"ENVOYE SPECIAL". "Souvent, je leur demandais de me tuer", témoigne une migrante qui s'est enfuie de Libye
A bord de "L'Aquarius", un bateau affrété par une ONG pour secourir les migrants en Méditerranée, la jeune sage-femme de l'équipage veut aider les femmes à se libérer d'expériences particulièrement difficiles. Beaucoup gardent le silence, mais l'une d'elles finit par se confier. Extrait d'"Envoyé spécial".

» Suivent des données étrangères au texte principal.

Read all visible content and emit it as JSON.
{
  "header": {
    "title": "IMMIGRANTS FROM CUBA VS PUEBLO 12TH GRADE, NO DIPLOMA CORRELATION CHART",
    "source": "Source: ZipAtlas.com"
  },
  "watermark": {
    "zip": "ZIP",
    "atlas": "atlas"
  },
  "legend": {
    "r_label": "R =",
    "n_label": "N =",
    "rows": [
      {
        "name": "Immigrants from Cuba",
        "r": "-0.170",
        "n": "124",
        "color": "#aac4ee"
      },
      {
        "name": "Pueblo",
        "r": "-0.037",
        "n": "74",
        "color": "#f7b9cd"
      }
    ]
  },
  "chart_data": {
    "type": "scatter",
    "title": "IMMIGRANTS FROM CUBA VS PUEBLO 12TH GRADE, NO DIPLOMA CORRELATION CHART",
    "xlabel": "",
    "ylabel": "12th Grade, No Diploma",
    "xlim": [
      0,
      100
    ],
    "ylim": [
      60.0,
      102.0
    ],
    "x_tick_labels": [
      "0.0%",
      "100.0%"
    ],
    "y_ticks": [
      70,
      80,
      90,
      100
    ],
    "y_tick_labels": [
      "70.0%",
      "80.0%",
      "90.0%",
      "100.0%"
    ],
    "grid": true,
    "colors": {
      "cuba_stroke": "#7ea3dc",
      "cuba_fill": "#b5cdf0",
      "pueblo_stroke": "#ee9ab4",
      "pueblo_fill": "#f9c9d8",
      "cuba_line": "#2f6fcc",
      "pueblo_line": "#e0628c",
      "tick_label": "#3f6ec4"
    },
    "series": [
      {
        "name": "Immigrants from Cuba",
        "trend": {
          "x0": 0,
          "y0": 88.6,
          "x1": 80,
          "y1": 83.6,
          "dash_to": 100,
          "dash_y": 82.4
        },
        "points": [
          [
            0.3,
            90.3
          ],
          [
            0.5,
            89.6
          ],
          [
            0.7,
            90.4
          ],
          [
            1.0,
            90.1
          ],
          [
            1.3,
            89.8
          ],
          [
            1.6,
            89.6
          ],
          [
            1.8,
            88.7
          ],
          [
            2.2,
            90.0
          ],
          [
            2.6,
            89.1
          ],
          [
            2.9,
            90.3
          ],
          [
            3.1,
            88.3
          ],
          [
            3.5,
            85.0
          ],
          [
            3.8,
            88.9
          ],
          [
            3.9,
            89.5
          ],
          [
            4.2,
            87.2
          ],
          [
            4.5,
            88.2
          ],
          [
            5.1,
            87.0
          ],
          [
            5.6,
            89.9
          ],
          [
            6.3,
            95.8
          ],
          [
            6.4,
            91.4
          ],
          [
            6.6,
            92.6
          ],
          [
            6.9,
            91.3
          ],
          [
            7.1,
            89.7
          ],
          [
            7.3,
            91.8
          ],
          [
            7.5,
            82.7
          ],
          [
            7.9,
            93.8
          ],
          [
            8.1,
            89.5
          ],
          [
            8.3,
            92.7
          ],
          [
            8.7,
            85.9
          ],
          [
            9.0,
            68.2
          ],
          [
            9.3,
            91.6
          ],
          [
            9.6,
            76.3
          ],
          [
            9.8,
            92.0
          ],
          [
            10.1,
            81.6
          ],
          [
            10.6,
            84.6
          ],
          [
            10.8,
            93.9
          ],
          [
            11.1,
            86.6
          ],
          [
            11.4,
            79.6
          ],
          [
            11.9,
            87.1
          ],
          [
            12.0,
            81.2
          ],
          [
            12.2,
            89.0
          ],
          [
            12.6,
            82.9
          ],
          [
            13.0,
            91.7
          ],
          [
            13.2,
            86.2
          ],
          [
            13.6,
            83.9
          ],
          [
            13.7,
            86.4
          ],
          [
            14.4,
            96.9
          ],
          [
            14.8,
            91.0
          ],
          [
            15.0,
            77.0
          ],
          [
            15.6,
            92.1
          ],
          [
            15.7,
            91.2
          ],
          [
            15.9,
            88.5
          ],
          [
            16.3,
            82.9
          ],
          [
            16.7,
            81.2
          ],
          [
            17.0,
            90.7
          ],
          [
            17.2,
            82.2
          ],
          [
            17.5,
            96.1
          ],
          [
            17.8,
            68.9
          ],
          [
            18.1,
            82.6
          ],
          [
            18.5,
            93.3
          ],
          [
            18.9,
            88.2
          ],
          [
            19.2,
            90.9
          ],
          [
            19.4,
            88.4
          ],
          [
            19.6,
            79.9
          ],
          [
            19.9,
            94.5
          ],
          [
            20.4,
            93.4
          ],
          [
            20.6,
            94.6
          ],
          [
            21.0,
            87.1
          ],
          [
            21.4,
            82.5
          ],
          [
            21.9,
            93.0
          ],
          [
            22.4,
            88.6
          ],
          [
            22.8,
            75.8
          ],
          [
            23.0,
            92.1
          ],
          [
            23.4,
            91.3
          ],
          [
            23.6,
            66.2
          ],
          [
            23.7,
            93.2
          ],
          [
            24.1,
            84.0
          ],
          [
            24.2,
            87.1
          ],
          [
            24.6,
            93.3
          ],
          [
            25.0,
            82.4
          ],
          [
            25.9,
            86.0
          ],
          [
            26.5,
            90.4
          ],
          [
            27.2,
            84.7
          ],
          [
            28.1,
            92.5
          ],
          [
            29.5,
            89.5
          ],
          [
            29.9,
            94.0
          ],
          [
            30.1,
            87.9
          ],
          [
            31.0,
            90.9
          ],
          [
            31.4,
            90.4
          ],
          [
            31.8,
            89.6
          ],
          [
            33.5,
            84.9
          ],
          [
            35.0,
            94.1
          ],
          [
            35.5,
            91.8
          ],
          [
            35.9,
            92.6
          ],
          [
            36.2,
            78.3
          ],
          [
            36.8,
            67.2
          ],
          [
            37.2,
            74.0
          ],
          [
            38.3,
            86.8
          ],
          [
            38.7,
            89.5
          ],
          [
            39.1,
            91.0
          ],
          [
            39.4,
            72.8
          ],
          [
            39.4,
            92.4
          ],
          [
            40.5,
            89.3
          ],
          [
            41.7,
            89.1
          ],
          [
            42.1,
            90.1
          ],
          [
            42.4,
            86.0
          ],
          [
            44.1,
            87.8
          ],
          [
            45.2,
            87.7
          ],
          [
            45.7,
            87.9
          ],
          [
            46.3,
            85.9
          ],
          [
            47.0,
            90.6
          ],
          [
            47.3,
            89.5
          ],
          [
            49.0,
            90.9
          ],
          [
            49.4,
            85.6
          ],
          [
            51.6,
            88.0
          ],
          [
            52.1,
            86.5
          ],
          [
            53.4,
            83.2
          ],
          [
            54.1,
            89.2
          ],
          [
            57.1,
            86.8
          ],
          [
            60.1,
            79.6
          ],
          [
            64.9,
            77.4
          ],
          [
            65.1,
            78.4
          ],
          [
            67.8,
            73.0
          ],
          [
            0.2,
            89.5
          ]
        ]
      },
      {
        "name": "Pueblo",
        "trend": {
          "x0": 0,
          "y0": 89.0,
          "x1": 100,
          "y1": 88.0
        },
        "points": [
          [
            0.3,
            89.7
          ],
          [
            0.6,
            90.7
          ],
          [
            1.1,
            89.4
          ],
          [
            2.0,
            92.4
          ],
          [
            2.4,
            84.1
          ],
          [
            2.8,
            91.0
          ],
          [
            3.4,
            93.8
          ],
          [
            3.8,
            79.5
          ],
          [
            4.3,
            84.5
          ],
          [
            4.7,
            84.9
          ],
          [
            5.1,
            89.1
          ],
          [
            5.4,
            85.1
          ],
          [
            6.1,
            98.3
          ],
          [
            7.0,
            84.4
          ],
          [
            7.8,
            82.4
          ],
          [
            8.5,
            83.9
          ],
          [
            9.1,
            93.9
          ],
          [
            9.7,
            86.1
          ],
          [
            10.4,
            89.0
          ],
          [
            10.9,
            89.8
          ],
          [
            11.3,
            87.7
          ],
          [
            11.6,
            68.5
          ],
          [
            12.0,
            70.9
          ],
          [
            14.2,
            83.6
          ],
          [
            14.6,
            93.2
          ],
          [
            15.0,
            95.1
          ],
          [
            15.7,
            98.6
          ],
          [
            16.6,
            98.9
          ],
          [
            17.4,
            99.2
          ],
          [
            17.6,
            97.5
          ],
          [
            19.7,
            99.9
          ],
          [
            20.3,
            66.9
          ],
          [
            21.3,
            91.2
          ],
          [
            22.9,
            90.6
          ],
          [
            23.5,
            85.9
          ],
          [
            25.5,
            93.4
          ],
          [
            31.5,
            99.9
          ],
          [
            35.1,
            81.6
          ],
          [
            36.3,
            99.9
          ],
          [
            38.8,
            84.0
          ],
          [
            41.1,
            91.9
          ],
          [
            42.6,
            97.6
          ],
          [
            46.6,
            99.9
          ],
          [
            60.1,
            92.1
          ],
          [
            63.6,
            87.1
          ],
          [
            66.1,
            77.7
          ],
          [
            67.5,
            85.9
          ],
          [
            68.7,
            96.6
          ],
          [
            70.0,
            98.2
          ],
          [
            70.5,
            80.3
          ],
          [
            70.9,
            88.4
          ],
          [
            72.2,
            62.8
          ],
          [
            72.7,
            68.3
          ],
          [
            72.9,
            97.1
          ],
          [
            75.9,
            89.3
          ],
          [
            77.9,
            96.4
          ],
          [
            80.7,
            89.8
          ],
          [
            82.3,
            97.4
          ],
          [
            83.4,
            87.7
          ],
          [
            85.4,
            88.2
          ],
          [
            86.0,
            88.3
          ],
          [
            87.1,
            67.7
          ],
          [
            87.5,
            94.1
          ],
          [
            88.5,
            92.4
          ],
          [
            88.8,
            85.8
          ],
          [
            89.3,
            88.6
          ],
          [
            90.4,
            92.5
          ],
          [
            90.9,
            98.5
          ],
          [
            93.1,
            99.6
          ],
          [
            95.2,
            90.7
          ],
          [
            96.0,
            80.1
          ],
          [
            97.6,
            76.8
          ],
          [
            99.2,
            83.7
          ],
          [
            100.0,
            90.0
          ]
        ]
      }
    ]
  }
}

Cet été, au lieu de partir en vacances, Juliette, 30 ans, a préféré embarquer à bord de L’Aquarius. Un bateau affrété par l’ONG SOS Méditerranée pour secourir les migrants perdus au large des côtes libyennes. "Envoyé spécial" a suivi la jeune femme, l'équipage et les rescapés le temps d'une mission.
Dans cet extrait, la jeune sage-femme va se trouver aux prises avec des blessures souvent taboues. Les femmes migrantes ont pu être victimes de violences sexuelles. Comment les encourager à parler ? Cette salle du bateau a été réservée aux femmes et à leurs enfants. Dans ce foyer, après le choc, elles peuvent enfin se sentir en sécurité. "C'est une pause au milieu du voyage, explique Juliette. Un endroit où on ne leur demande rien et où on leur donne des choses." Bon nombre d’entre elles garderont le silence, mais beaucoup demanderont à faire un test de grossesse, pour savoir si elles sont enceintes après un viol.
Des viols quotidiens, même sur des enfants
Une jeune femme originaire de Côte d'Ivoire va pourtant lui livrer son témoignage. Elle s'appelle Nana Hezena. Arrivée en Libye pour tenter la traversée vers l'Italie, elle a été kidnappée en pleine rue par des hommes armés. Non sans difficulté, elle raconte : "Ils sont venus, ils ont choisi les filles. On était cinq, ils nous ont mises de côté. Il y avait une petite fille de 11 ans. Ils l'ont violée, là-bas, et ils l'ont laissée. Onze ans !"
Les ravisseurs violaient aussi les hommes et les petits garçons, poursuit Nana, en pleurs. Elle-même a été séquestrée par des Libyens dans une maison où les viols étaient quotidiens. "C'était des personnes différentes à chaque fois. Ils crachent sur toi. Ils te frappent. Je me sentais tellement mal… Souvent, je leur demandais de me tuer." Son calvaire a duré deux mois. Mais un jour, l'un des violeurs s'est assoupi en laissant la clé à sa portée. Nana a ouvert la porte et s'est enfuie.
Extrait du magazine "Envoyé spécial" du 21 décembre 2017.